People have always seen something in me, something so big, I’m supposed to make so many things, I’m supposed to be this entire magical creature, that will just do fine. That’s what I’ve been told pretty much my entire life. Pretty much since I was a child trying to figure out what was happening, why strange things were happening, yet nobody was there to protect me, but at the same time they were there. It was frustating even as a child, to be this type of human that just needed everything to be okay. But everything was never okay.

I remember so many details that my own brain tries to reconnect with certain memories, with specific ones, so my now awareness is bigger than ever. Or that’s what I like to think.

Coming back, has definately been something I hadn’t been expecting, but I’ve just been ok. Everything is moving quite fast, and I’m doing my best to keep track to what I should be doing.

Study, graduate, study, graduate, study, graduate, and maybe study 2 more times and graduate 2 more times. Get that fucking job your father/mother/any one else is fucking and fucking you to get, and if you don’t get it you’re practically a piece of shit, am I right? Oh, but we forget that for you to get a very nice paying job at least, you have to HAVE a certain amount of time already right? You have to HAVE experience. That’s what every fucking adult talks about. If you don’t have enough experience, how will you do a good job? Oh, so basically start experincieng everything since you’re 10 fucking years old, because if not, you ain’t getting it.

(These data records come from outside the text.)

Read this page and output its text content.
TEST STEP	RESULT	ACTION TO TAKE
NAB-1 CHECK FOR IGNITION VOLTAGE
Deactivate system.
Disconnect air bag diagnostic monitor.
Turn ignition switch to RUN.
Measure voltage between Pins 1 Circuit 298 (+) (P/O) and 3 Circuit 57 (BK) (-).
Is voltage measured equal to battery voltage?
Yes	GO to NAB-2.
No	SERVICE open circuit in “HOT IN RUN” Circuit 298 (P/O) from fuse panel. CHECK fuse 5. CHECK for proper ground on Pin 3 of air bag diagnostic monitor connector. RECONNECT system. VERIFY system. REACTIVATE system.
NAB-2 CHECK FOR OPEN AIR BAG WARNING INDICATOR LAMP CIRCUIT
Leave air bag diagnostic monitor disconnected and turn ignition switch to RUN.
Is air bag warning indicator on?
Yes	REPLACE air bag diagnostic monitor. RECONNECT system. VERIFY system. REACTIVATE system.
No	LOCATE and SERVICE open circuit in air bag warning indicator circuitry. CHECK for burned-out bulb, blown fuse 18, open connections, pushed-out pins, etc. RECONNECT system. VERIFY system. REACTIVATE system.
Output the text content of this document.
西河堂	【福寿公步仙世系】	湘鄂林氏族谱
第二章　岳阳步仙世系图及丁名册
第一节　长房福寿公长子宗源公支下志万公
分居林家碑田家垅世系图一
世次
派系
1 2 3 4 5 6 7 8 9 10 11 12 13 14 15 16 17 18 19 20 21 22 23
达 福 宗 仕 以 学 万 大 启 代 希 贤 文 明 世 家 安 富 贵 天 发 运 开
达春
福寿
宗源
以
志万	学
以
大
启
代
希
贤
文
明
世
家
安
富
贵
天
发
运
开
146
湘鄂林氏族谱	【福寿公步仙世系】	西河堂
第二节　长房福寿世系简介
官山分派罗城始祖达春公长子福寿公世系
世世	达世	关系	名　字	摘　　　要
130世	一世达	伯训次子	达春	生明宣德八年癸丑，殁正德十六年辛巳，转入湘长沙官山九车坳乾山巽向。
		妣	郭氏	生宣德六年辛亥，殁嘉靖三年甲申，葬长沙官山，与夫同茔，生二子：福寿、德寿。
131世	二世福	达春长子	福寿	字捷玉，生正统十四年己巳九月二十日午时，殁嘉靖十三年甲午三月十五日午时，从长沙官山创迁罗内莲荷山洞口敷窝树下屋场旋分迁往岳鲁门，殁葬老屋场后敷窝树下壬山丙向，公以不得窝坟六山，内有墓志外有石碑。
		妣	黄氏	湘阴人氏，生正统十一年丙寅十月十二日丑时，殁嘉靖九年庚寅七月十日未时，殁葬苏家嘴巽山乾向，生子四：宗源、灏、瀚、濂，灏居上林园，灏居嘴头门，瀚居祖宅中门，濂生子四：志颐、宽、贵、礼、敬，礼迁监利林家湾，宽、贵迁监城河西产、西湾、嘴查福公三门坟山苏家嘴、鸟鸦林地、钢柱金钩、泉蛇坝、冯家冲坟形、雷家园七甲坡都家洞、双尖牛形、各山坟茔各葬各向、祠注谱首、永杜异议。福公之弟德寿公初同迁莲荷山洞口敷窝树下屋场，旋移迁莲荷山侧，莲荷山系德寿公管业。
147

Society has failed greatly to all of the young adults, children. Everyone deserves a chance, and so many people only get one, let alone 2. “But, I’ll work my entire life if I have to.” Johnny says. Well, Johnny, what about any other plans you’ve got? Will you spend all of your younger years of life working? Will you spend literally all of your family money and get into student loans for the rest of your life and probably your next of kin? Oh, that’s right, you’ll work your entire life even if that’s that last thing you do, right?

I get it. Society works like this. No work, no jobs, no oppenings, no capitalism or whatever the fuck you want to call it. It’s always something fucked. It’s always society, humans, what do they have that I don’t, BUT I WANT IT, I DON’T CARE HOW OR IF I’LL HURT ANYONE IN THE PROCESS.

Process. It’s been something that even though I have to go through it, it’s painful as fuck. Even though I wish I wouldn’t need to go through, I have to.

Process takes time. How much do I have left, tho?